# Transmission Problem ??



## Harvey (Sep 30, 2012)

I have a 2006 X Trail, bought back in the summer. The weather here in Nova Scotia Canada is starting to turn colder ( but still not to the freezing point). I notice is takes a long time for the transmission to shift into 4th gear ( auto trans). I realize it takes the trans a while warm up and reach full operating temperature but it's taking about 10 - 15 minutes to do so. I can drive approx. 12 km before this happens. Is this normal? Seems to me it should shift before this.

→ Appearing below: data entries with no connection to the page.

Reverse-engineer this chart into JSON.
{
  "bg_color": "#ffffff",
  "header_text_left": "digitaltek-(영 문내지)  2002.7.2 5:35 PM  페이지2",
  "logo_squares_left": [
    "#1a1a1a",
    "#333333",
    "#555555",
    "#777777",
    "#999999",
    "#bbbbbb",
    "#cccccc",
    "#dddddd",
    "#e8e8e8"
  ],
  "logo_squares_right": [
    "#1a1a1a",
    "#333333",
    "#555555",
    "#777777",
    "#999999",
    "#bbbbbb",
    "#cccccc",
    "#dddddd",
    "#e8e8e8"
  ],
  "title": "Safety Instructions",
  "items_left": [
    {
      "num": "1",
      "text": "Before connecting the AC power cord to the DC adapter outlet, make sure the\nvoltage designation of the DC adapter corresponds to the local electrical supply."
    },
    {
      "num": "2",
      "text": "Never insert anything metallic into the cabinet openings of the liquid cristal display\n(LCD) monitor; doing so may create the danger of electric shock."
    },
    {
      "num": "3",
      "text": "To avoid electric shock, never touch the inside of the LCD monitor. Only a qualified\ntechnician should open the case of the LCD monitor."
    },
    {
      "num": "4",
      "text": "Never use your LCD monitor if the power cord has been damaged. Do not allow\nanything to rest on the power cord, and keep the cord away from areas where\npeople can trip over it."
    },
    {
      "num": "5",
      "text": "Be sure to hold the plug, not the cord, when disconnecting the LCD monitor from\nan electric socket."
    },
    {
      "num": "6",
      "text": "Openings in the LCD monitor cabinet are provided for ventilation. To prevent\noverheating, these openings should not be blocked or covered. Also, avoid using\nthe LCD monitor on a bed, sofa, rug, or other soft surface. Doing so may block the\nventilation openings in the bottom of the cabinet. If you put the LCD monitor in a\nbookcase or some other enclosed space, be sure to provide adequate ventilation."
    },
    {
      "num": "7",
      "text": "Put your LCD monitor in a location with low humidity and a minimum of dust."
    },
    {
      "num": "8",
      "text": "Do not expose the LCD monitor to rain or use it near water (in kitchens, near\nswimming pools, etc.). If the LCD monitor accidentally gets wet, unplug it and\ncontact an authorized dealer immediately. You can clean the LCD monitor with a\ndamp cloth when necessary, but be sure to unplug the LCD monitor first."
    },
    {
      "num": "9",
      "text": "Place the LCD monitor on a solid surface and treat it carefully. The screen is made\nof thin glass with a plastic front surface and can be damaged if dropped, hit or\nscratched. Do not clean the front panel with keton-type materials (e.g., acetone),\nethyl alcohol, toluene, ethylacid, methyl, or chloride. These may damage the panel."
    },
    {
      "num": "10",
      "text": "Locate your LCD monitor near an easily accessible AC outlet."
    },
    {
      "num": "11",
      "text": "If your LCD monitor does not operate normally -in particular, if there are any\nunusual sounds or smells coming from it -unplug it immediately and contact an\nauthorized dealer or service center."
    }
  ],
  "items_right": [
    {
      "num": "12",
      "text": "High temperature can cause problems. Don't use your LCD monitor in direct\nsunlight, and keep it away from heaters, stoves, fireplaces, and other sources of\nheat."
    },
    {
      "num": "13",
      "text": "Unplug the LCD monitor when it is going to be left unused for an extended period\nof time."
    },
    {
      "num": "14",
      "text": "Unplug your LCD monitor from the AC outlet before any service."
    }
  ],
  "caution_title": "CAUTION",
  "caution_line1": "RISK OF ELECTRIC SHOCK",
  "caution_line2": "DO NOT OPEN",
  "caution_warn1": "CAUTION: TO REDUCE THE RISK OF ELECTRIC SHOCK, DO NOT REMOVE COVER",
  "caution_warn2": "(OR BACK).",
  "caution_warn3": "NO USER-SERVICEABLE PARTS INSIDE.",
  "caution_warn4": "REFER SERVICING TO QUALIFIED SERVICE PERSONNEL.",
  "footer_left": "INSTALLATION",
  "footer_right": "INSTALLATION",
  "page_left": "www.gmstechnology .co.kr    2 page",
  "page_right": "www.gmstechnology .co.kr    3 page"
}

Any comments ?

Thanks
Harvey


----------



## janarth (Oct 14, 2004)

Yes it takes some time to go in to overdrive, not forth gear. it is all depends on how bad is the temperature!
later


----------



## rogoman (Dec 16, 2004)

Harvey said:


> I notice is takes a long time for the transmission to shift into 4th gear ( auto trans). I realize it takes the trans a while warm up and reach full operating temperature but it's taking about 10 - 15 minutes to do so. I can drive approx. 12 km before this happens. Is this normal?


Yes, it's normal. The tranny has a temperature sensor.


----------



## Harvey (Sep 30, 2012)

Thanks for the replies. My other vehicle is a Honda Civic, this vehicle will shift into overdrive within 3 - 4 km, 12 km seems like a long time to me. This my be normal, anyone else have any experience with this?

Thanks


----------